Można sądzić, że to się sprawdza, zważywszy na rozmiary zimowego szaleństwa (na nartach jeździ ponoć 20% Polaków) i dosytu płynącego z oblicza narciarzy. Proporcjonalnie do efektów wypoczynkowych i towarzyskich, sprzęt do uprawiania narciarstwa zjazdowego jest dość drogi, zwłaszcza jeśli dotyczy to całej rodziny, a tak jest najczęściej. Dodatkowo trzeba mieć na względzie specyficzną modę narciarską i wciąż pojawiające się nowinki techniczne, dające z jednej strony większy komfort jazdy, z drugiej zaś bezpieczeństwo narciarza. Cóż to jednak wobec niezaprzeczalnych uroków szusowania po stoku, czy pędu "na krechę" w dół stoku, nie mówiąc już o kilkukilometrowych alpejskich trasach zjazdowych, do których nam coraz bliżej.
Narciarstwo zjazdowe zyskało kolejnych zwolenników za sprawą nowej techniki jazdy, a raczej nowego sprzętu. Przyczyną prawdziwej rewolucji w ostatnich latach w narciarstwie stały się narty carvingowe. Carve (ang.) znaczy ciąć, ciąć stok o małym promieniu skrętu dokonując przechyłu w obrębie bioder. Jazda na tego typu nartach jest łatwiejsza, pewniejsza nie mówiąc już o samej satysfakcji emocjonalnej.
Sporą grupę miłośników "białego szaleństwa" stanowią też "snowbordziści", Jazda na desce, na tzw. parapecie, stwarza wspaniałą okazję do ćwiczenia koordynacji całego ciała. Mówią, że jazda na desce snowboardowej jest znacznie trudniejsza niż na nartach, ale daje za to więcej radości i zabawy. Jeździć na desce to nie wstyd, lecz nobilitacja.
Gdzie jechać? — oczywiście w Alpy, bo tam śnieg leży całą zimę, trasy narciarskie doskonale utrzymane, a ich długość i profil nachylenia dają gwarancję szałowej jazdy.
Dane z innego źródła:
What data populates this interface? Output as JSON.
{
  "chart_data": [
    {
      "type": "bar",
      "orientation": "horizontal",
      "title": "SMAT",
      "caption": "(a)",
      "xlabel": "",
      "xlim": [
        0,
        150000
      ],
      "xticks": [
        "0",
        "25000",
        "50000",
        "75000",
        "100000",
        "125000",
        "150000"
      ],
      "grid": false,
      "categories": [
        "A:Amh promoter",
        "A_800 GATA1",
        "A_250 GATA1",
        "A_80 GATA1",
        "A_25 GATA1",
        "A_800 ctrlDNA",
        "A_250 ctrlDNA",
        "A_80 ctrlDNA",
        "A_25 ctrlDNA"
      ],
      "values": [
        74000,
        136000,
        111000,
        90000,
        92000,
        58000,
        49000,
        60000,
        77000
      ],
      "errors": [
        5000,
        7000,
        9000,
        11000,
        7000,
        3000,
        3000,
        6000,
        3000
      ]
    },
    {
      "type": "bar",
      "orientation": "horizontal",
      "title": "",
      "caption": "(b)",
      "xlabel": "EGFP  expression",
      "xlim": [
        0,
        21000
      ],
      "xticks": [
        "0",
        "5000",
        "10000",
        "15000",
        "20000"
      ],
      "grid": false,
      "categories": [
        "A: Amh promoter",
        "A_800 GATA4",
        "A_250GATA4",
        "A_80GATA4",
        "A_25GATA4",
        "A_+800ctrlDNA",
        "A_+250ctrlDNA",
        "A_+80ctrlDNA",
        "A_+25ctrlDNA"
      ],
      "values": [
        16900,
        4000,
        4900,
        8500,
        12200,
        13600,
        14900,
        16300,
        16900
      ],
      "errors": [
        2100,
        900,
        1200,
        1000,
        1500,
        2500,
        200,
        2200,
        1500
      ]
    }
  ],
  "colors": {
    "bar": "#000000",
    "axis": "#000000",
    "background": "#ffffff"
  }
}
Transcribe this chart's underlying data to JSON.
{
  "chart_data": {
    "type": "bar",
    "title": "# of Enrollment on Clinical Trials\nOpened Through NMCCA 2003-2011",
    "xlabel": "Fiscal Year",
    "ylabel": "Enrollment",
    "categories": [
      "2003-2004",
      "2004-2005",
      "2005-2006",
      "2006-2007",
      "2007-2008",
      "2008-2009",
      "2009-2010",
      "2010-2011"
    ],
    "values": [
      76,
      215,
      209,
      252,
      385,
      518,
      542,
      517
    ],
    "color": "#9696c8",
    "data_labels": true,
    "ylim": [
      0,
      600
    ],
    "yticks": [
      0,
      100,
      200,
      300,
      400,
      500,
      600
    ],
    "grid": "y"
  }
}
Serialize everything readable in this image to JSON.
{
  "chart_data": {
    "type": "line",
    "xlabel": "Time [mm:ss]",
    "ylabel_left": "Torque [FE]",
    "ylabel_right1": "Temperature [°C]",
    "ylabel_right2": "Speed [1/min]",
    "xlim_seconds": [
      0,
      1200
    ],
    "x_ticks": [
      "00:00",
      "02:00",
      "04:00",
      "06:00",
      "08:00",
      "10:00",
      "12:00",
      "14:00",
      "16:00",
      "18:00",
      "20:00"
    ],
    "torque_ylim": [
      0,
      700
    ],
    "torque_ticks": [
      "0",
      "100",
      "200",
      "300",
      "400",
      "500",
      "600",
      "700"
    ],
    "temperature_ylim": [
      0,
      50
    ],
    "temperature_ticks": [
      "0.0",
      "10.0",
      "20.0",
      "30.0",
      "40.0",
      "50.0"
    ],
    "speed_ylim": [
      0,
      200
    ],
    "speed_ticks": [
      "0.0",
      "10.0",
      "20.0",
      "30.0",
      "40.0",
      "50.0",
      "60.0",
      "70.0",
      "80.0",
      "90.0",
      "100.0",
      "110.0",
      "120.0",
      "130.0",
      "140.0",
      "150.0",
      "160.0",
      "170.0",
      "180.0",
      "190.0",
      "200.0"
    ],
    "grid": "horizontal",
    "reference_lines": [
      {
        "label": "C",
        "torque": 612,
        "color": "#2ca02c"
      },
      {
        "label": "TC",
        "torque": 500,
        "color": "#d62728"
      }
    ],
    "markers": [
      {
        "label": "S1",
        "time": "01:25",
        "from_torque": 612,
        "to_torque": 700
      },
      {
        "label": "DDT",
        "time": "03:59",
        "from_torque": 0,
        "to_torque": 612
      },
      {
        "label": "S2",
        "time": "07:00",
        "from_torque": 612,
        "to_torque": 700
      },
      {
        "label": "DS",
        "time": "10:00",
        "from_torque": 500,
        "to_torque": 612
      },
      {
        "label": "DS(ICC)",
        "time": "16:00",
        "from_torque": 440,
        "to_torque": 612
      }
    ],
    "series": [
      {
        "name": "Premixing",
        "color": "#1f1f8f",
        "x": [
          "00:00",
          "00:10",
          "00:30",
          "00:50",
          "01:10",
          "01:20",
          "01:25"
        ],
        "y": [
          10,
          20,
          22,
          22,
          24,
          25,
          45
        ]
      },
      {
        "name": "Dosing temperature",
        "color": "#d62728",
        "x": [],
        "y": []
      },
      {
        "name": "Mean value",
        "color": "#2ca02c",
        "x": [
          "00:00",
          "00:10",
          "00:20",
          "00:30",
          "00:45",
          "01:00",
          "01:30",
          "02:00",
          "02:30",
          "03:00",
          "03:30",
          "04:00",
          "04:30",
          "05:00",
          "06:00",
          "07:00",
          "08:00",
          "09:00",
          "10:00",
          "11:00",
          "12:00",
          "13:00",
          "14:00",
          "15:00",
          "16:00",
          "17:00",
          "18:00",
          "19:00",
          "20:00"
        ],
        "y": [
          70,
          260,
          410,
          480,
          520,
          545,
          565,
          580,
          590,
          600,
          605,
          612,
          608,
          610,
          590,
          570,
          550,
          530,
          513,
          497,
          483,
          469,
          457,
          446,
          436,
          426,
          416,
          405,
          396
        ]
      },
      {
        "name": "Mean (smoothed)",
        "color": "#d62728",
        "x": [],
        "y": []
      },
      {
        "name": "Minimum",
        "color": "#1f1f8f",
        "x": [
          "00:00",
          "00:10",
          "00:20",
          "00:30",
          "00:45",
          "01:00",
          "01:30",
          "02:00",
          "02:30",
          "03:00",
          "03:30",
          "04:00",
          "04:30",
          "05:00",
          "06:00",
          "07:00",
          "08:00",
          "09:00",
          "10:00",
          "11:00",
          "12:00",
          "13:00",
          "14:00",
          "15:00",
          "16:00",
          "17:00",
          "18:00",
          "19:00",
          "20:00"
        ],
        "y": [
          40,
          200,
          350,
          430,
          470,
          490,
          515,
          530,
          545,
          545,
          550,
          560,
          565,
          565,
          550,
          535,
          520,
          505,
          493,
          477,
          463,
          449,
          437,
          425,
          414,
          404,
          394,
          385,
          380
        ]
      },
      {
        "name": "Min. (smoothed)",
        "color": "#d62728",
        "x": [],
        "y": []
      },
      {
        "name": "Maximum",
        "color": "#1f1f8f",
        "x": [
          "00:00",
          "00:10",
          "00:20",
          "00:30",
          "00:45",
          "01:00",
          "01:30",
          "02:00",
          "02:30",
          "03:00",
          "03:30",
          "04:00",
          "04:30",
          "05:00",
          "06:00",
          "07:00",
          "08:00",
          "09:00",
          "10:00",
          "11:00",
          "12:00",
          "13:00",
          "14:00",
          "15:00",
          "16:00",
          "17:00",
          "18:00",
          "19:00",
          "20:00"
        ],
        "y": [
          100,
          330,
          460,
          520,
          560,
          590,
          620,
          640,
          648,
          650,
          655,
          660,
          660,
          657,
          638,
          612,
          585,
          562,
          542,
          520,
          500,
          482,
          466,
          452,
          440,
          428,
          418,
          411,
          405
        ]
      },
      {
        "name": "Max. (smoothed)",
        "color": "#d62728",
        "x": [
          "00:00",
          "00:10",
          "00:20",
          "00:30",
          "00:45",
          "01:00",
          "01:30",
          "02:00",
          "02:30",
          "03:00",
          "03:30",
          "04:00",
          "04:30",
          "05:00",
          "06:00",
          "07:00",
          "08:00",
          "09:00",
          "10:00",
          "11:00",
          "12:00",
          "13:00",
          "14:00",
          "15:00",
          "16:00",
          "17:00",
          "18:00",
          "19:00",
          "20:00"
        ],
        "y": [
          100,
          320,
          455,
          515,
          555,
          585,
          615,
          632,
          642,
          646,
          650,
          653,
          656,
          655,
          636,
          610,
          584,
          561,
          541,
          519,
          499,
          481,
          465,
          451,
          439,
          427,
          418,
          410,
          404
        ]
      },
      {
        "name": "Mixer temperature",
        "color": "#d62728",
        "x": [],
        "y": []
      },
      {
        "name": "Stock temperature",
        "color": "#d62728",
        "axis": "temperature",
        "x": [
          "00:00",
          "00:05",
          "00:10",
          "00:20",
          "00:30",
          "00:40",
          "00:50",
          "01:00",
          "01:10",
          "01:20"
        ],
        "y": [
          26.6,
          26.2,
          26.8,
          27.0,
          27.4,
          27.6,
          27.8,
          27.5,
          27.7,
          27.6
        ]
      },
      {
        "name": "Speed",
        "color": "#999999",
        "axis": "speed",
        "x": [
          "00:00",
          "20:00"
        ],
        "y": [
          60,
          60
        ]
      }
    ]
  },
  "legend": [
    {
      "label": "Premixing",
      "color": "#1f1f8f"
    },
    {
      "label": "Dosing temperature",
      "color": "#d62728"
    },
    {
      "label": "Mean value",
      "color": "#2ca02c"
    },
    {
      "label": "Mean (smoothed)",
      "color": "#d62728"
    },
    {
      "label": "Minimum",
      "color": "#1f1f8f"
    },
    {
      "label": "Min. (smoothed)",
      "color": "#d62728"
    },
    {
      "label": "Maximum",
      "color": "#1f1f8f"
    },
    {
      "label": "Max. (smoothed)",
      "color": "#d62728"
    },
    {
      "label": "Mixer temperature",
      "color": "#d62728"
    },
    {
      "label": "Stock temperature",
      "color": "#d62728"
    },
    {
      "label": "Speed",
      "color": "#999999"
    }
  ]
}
Niezaprzeczalny pozytyw tego obszaru narciarskiego, to spore jego nasycenie w urządzenia wyciągowe, trudno mówić w stacjach alpejskich o tasiemcowych kolejkach do tych urządzeń, czego można nieraz doświadczyć w naszych ośrodkach sportów zimowych.
Ale te marzenie nie dla wszystkich, bowiem i tak część narciarzy pozostanie wierna "bocheńskim" trasom zjazdowym, do nich bowiem najbliżej i koszt stosunkowo niewielki. Najbliżej Bochni położone ośrodki narciarskie, to Śnieżnica w Kasinie Wielkiej i Kamionna — Laskowa w Laskowej. Mamy też w końcu "własny", bocheński stok, na który zaprasza stacja narciarska w Woli Nieszkowskiej. <http://www.snieznica.pl/> , <http://www.laskowa-ski.pl/>
Warto wybrać się też trochę dalej, do Wierchomli i Muszyny, gdzie oddano już do użytku największą stację narciarską w Małopolsce, tzw. "Dwie Doliny". Jest tu aż 15 km tras zjazdowych. http://www.wierchomla.com.pl Wola Nieszkowska <http://www.schronisko-wola.pl/articles.php?id=5> Stok narciarski znajduje się w bocznym ramieniu wzgórza Łysa Góra opadającym ku północy. Wierzchowina, którą przebiega droga z Woli Nieszkowskiej do Sobolowa sięga w tym rejonie wysokości prawie 396 m npm.(!). Sam stok zjazdowy nie imponuje swoimi parametrami, gdyż różnica wysokości góra — dół wynosi 50 m, a długość trasy zjazdowej to 400 m, lecz jest to dobre miejsce szczególnie dla początkujących narciarzy. Komunikację w górę stoku zapewnia wyciąg zaczepowy (250 m długości), stok po zmierzchu jest oświetlany, a jak nie dosypie z nieba, to armatka śnieżna wnet pokryje stok warstwą sztucznego śniegu. Znajdujące się zaś w rejonie górnej stacji wyciągu schronisko turystyczne, zabezpiecza podstawowe potrzeby narciarzy. Stacja narciarska w Nieszkowicach Małych, której gestorem jest gmina Bochnia, zaprasza miłośników narciarstwa.